Chuturkova, a second assistant director on TV shows such as Bakers vs. Fakers, centers the narrative of Chocolate Road around three chefs and chocolatiers. Each acts as a guide to the world of chocolate and has fair-trade “bean to bar” practices that they believe are vital to chocolate’s continued success.
Maribel Lieberman, a native of Honduras, owns and operates MarieBelle New York, best known for its picturesque ganache. Susumu Koyama of Japan owns Patissier es Koyama, which sells playful desserts and exotic chocolates that he flavors with chrysanthemums and peppers. Mikkel Friis-Holm of Friis-Holm in Denmark specializes in chocolate bars such as floral, tangy white chocolate and dark chocolates that blend the acidity of fast-drying cacao beans.
Chocolate Road visits the three at their businesses and at cacao plantations, where they consult with the farmers. Some chocolatiers never set foot on a plantation, Lieberman says, but “you need to meet that person that is making that for you.” Likewise, the chefs share their chocolates with the farmers whose crops they purchase, showing them the delicious results of their efforts.

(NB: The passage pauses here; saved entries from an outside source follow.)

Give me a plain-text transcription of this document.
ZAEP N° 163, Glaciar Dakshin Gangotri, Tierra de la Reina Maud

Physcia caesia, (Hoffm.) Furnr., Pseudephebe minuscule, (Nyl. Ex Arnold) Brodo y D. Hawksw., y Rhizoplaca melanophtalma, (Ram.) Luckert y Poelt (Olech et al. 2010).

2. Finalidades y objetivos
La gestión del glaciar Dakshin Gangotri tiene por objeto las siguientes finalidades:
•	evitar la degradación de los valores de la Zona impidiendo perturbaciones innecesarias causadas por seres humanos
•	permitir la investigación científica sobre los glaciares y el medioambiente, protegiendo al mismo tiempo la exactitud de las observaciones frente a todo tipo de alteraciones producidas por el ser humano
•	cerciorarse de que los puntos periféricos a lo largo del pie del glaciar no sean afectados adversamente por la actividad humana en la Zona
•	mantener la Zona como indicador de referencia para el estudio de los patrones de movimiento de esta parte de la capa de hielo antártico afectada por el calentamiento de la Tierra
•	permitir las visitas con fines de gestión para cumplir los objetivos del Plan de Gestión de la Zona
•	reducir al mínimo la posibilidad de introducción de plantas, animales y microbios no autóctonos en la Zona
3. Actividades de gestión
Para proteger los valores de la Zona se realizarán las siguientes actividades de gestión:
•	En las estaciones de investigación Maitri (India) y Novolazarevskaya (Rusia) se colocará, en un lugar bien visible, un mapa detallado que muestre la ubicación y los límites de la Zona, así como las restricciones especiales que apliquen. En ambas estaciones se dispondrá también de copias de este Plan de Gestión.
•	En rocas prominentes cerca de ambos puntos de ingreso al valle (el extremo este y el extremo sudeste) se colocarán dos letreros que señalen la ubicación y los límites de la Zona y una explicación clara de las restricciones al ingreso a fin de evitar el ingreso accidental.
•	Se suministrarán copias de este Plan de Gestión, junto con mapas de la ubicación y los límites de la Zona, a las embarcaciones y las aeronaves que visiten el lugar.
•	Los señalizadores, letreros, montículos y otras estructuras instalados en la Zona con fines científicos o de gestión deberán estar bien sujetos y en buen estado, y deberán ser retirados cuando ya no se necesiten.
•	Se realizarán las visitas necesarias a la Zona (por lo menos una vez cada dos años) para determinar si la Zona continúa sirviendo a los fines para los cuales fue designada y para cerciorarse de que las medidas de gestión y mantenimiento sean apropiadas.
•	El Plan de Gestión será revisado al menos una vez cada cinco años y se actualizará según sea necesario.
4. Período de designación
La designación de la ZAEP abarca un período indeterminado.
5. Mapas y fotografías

A brief animated segment explains the origins of chocolate, which the Mayans called “cacao” and used as a drink. The Aztecs kept it for royals and soldiers. With colonization, the Spaniards and French seized it for the upper classes. They enslaved people from Africa to grow sugar in the Americas to sweeten it.

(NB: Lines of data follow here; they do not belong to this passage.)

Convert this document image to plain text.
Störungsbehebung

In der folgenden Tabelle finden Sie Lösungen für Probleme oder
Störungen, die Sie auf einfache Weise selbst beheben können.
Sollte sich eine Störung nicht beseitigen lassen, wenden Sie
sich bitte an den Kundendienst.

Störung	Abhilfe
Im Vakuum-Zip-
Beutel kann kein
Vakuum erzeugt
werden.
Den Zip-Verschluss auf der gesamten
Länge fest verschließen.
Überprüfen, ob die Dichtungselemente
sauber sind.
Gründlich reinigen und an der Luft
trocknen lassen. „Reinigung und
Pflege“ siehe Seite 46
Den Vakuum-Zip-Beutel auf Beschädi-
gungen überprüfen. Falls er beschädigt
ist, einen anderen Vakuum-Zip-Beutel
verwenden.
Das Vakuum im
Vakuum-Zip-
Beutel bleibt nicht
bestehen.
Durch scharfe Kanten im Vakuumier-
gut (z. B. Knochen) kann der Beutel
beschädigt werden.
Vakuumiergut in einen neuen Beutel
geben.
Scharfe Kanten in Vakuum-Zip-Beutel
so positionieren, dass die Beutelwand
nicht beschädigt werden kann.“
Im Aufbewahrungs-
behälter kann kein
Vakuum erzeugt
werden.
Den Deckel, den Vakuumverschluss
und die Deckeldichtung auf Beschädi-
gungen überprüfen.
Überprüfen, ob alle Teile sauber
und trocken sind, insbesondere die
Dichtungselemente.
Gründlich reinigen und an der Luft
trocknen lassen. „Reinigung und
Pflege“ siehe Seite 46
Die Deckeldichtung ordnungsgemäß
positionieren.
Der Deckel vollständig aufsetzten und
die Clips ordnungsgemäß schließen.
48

Today, chocolate still comes from cacao trees, which only grow 20 degrees north and south of the equator and produce pods within five to seven months. Roughly 95 percent of the world’s cacao production is for bulk cacao; only about 5 percent becomes fine cacao with floral and fruity notes like the beans that these chefs purchase.
While the public has become fascinated with more sophisticated chocolate tastes, this demand doesn’t always benefit the farmer. Nobody asks farmers to make a better product, just a cheaper one, Friis-Holm observes.
Scientists are working to “clone” cacao, growing beans that are more resistant to fungal disease and other issues. One mentions that climate change is an “iceberg” for such a crop but doesn’t pursue this in depth.
In the meantime, farmers do much harvesting by hand, slicing pods from the trees because machinery would damage the roots. Chuturkova emphasizes how impressive this work is by letting the labor speak for itself. One farm in Honduras harvests beans every 15 days for ten months of the year, breaking the pods open by hand, fermenting the beans in layers, and laying them out with paddles to dry. The chefs marvel at the consistency in the flavor from this know-how passed down through generations.
The film also interviews a few farmers, who liken their trees to children they nurture for decades; one remembers hugging waterlogged trees that died after a hurricane. Their own children might not follow them into the business, which also inspires these chefs to show them that their work has value.
Chocolate Road proves to be an immersive journey behind what Friis-Holm calls “a luxury product that the world doesn’t need, but it makes people happy.” It definitely offers food for thought along with tempting the palate.